Perhaps that’s why I’ve always been fascinated by the side effects of all the new stuff that marketers want us to put into our bodies. A few years ago they offered us potato chips with Olestra. It turned out that Olestra, while having many benefits (including possibly helping to rid the body of dioxin, Mr. Yuschenko) also produced a condition that was featured on perhaps the most famous warning label in history.

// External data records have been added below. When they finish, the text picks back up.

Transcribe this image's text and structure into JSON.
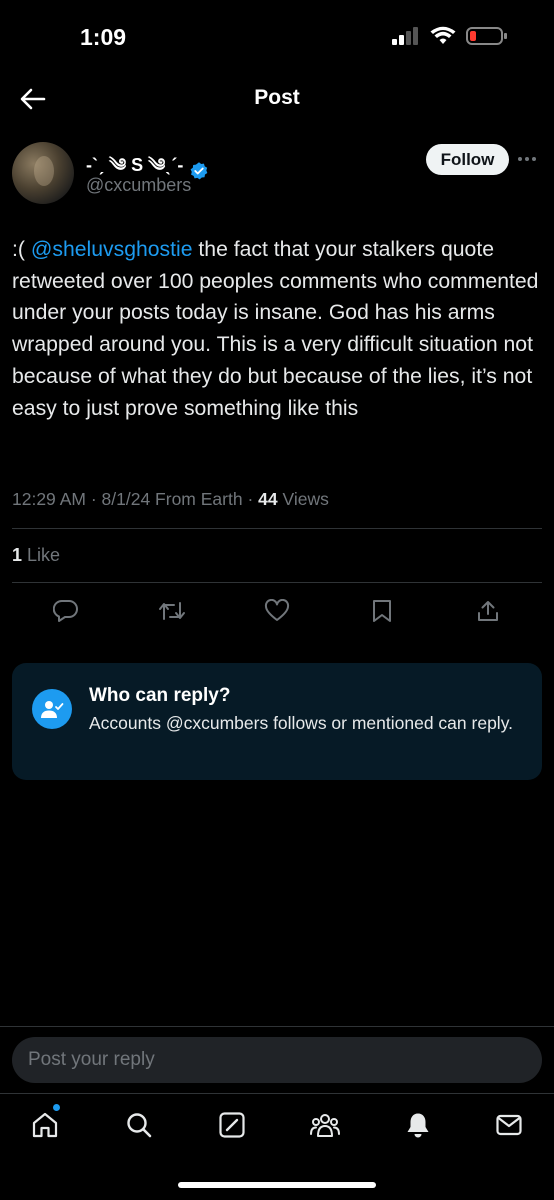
{
  "status_bar": {
    "time": "1:09"
  },
  "nav": {
    "title": "Post"
  },
  "author": {
    "display_name": "-`ˏ ༄ S ༄ˎ´-",
    "handle": "@cxcumbers",
    "follow_label": "Follow"
  },
  "post": {
    "prefix": ":( ",
    "mention": "@sheluvsghostie",
    "text": " the fact that your stalkers quote retweeted over 100 peoples comments who commented under your posts today is insane. God has his arms wrapped around you. This is a very difficult situation not because of what they do but because of the lies, it’s not easy to just prove something like this",
    "time": "12:29 AM",
    "date": "8/1/24",
    "location": "From Earth",
    "views_count": "44",
    "views_label": "Views",
    "likes_count": "1",
    "likes_label": "Like"
  },
  "reply_restriction": {
    "title": "Who can reply?",
    "description": "Accounts @cxcumbers follows or mentioned can reply."
  },
  "compose": {
    "placeholder": "Post your reply"
  },
  "icons": {
    "actions": [
      "reply-icon",
      "repost-icon",
      "like-icon",
      "bookmark-icon",
      "share-icon"
    ],
    "tabs": [
      "home-icon",
      "search-icon",
      "grok-icon",
      "communities-icon",
      "notifications-icon",
      "messages-icon"
    ]
  },
  "colors": {
    "accent": "#1d9bf0",
    "background": "#000000",
    "card": "#061a26",
    "muted": "#71767b"
  }
}
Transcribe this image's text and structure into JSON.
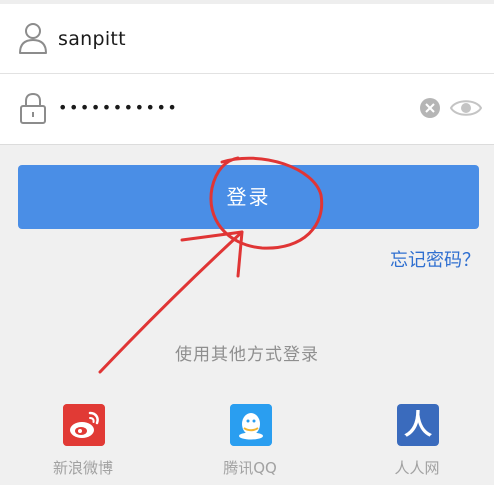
{
  "login_form": {
    "username_value": "sanpitt",
    "password_masked": "•••••••••••",
    "username_icon": "user-icon",
    "password_icon": "lock-icon",
    "clear_icon": "clear-icon",
    "visibility_icon": "eye-icon"
  },
  "actions": {
    "login_label": "登录",
    "forgot_password_label": "忘记密码？"
  },
  "other_login": {
    "heading": "使用其他方式登录",
    "providers": [
      {
        "label": "新浪微博",
        "icon": "weibo-icon",
        "color": "#e13a35"
      },
      {
        "label": "腾讯QQ",
        "icon": "qq-icon",
        "color": "#2a9ef0"
      },
      {
        "label": "人人网",
        "icon": "renren-icon",
        "color": "#3a6bbd",
        "glyph": "人"
      }
    ]
  },
  "colors": {
    "primary_button": "#4a8ee6",
    "link": "#2f6fd0",
    "annotation": "#e03535",
    "background": "#f0f0f0"
  }
}
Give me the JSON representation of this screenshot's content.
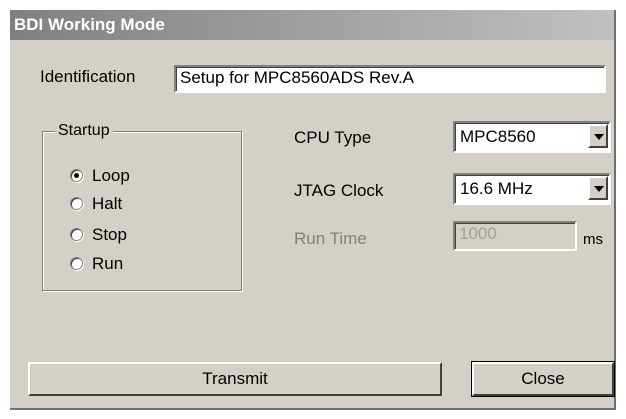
{
  "window": {
    "title": "BDI Working Mode"
  },
  "identification": {
    "label": "Identification",
    "value": "Setup for MPC8560ADS Rev.A"
  },
  "startup": {
    "title": "Startup",
    "selected": "Loop",
    "options": [
      {
        "label": "Loop"
      },
      {
        "label": "Halt"
      },
      {
        "label": "Stop"
      },
      {
        "label": "Run"
      }
    ]
  },
  "cpu_type": {
    "label": "CPU Type",
    "value": "MPC8560",
    "icon": "chevron-down-icon"
  },
  "jtag_clock": {
    "label": "JTAG Clock",
    "value": "16.6 MHz",
    "icon": "chevron-down-icon"
  },
  "run_time": {
    "label": "Run Time",
    "value": "1000",
    "unit": "ms",
    "enabled": false
  },
  "buttons": {
    "transmit": "Transmit",
    "close": "Close"
  }
}
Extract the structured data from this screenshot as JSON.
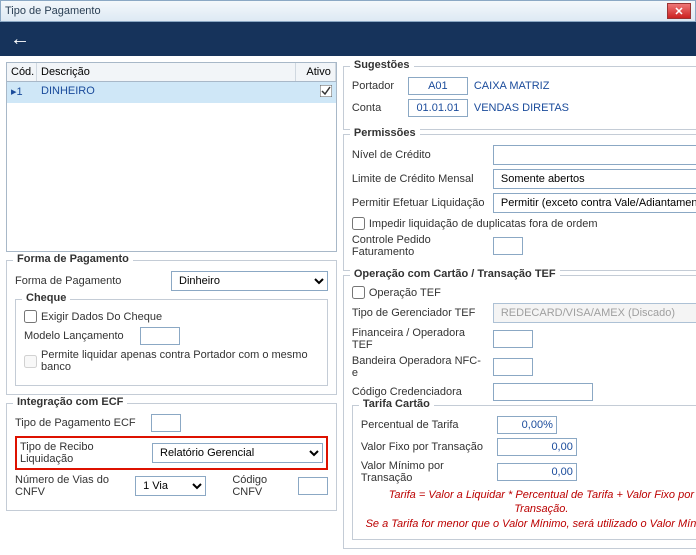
{
  "window": {
    "title": "Tipo de Pagamento"
  },
  "grid": {
    "headers": {
      "cod": "Cód.",
      "desc": "Descrição",
      "ativo": "Ativo"
    },
    "rows": [
      {
        "cod": "1",
        "desc": "DINHEIRO",
        "ativo": true
      }
    ]
  },
  "forma_pagamento": {
    "legend": "Forma de Pagamento",
    "forma_label": "Forma de Pagamento",
    "forma_value": "Dinheiro",
    "cheque": {
      "legend": "Cheque",
      "exigir_label": "Exigir Dados Do Cheque",
      "modelo_label": "Modelo Lançamento",
      "permite_label": "Permite liquidar apenas contra Portador com o mesmo banco"
    }
  },
  "ecf": {
    "legend": "Integração com ECF",
    "tipo_pag_label": "Tipo de Pagamento ECF",
    "tipo_recibo_label": "Tipo de Recibo Liquidação",
    "tipo_recibo_value": "Relatório Gerencial",
    "num_vias_label": "Número de Vias do CNFV",
    "num_vias_value": "1 Via",
    "codigo_cnfv_label": "Código CNFV"
  },
  "sugestoes": {
    "legend": "Sugestões",
    "portador_label": "Portador",
    "portador_code": "A01",
    "portador_desc": "CAIXA MATRIZ",
    "conta_label": "Conta",
    "conta_code": "01.01.01",
    "conta_desc": "VENDAS DIRETAS"
  },
  "permissoes": {
    "legend": "Permissões",
    "nivel_label": "Nível de Crédito",
    "limite_label": "Limite de Crédito Mensal",
    "limite_value": "Somente abertos",
    "permitir_label": "Permitir Efetuar Liquidação",
    "permitir_value": "Permitir (exceto contra Vale/Adiantamento)",
    "impedir_label": "Impedir liquidação de duplicatas fora de ordem",
    "controle_label": "Controle Pedido Faturamento"
  },
  "cartao": {
    "legend": "Operação com Cartão / Transação TEF",
    "operacao_label": "Operação TEF",
    "gerenciador_label": "Tipo de Gerenciador TEF",
    "gerenciador_value": "REDECARD/VISA/AMEX (Discado)",
    "financeira_label": "Financeira / Operadora TEF",
    "bandeira_label": "Bandeira Operadora NFC-e",
    "codigo_cred_label": "Código Credenciadora",
    "tarifa": {
      "legend": "Tarifa Cartão",
      "percentual_label": "Percentual de Tarifa",
      "percentual_value": "0,00%",
      "valor_fixo_label": "Valor Fixo por Transação",
      "valor_fixo_value": "0,00",
      "valor_min_label": "Valor Mínimo por Transação",
      "valor_min_value": "0,00",
      "note1": "Tarifa = Valor a Liquidar * Percentual de Tarifa + Valor Fixo por Transação.",
      "note2": "Se a Tarifa for menor que o Valor Mínimo, será utilizado o Valor Mínimo."
    }
  }
}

I’m not going to say what it was in full, not here, but let’s just say it involved the word “leakage.” This term was featured not only on the package — along with the body part involved — but also, as I recall, in the final murmurs of a television commercial or two, although that may just be in my imagination. Suffice it to say that every party where Olestra potato chips were found was sure to feature people reading its package out loud. This eventually must have affected sales, I’m sure.
There are some side-effects, in short, that make the product terminally unappealing no matter how positive its other aspects may be. Other side effects, on the other hand, are more ambiguous.
This brings me to my favorite television commercials right now. They appeal to people who suffer from what sounds like a very serious and annoying neurological condition called Restless Leg Syndrome. There are a number of new products on the market to treat RLS, and I’m sure they are a godsend to many who have suffered from the interrupted sleep, painful twitching, etc., that attends this ailment, for which there seems to be no cure. While I have many annoying things wrong with me, as I’m sure you do too, RLS is not yet one of them, and I’m thankful for that, and my heart goes out to those people.
Anyhow, whether it’s the station I watch or the time of night at which I’m watching, there seem to be a lot of commercials for people with RLS. The other night, while I was kind of doing something else, and one of these marketing messages was being beamed at the back of my head for the 25th time in a couple of hours (this being cable television), I heard the words, “gambling, sexual or other uncontrollable urges” and then a welter of other warning babble. Hm, I thought. Perhaps I heard wrong.
So I sat down and watched the next three minutes of programming that a cable network gives you between commercials and then up came the next pod and sure enough, it had the same spots as the pod before, as they do, and here came another one for people with RLS. I’m not quoting it exactly, but what I remember went something like, “users should inform their doctor if they feel the urge to gamble, sexual or other uncontrollable urges” while taking the drug. Hey, I thought to myself. Sounds like Vegas.
This morning I went to the web page of one of these medicines, and found this:
There have been reports of patients taking certain medications to treat Parkinson’s disease or RLS… that have reported problems with gambling, compulsive eating, and increased sex drive. It is not possible to reliably estimate how often these behaviors occur to determine which factors may contribute to them. If you or your family members notice that you are developing unusual behaviors, talk to your doctor.
I don’t know what to conclude from all this. It’s just kind of evocative, that’s all. I imagine a perfectly nice person with Restless Legs Syndrome finally finding relief. After a week or so, this quiet, twitchy person suddenly has turned into a gambling, voracious sex machine. He or she goes to the doctor. The doctor says, “You have to give up the drug and stop being a gambling, voracious sex machine and go back to being a twitchy, uncomfortable person who can’t sleep.”
What would you do? And how long do you think it will take them to isolate what’s wrong with the RLS medicine and turn it into something really marketable?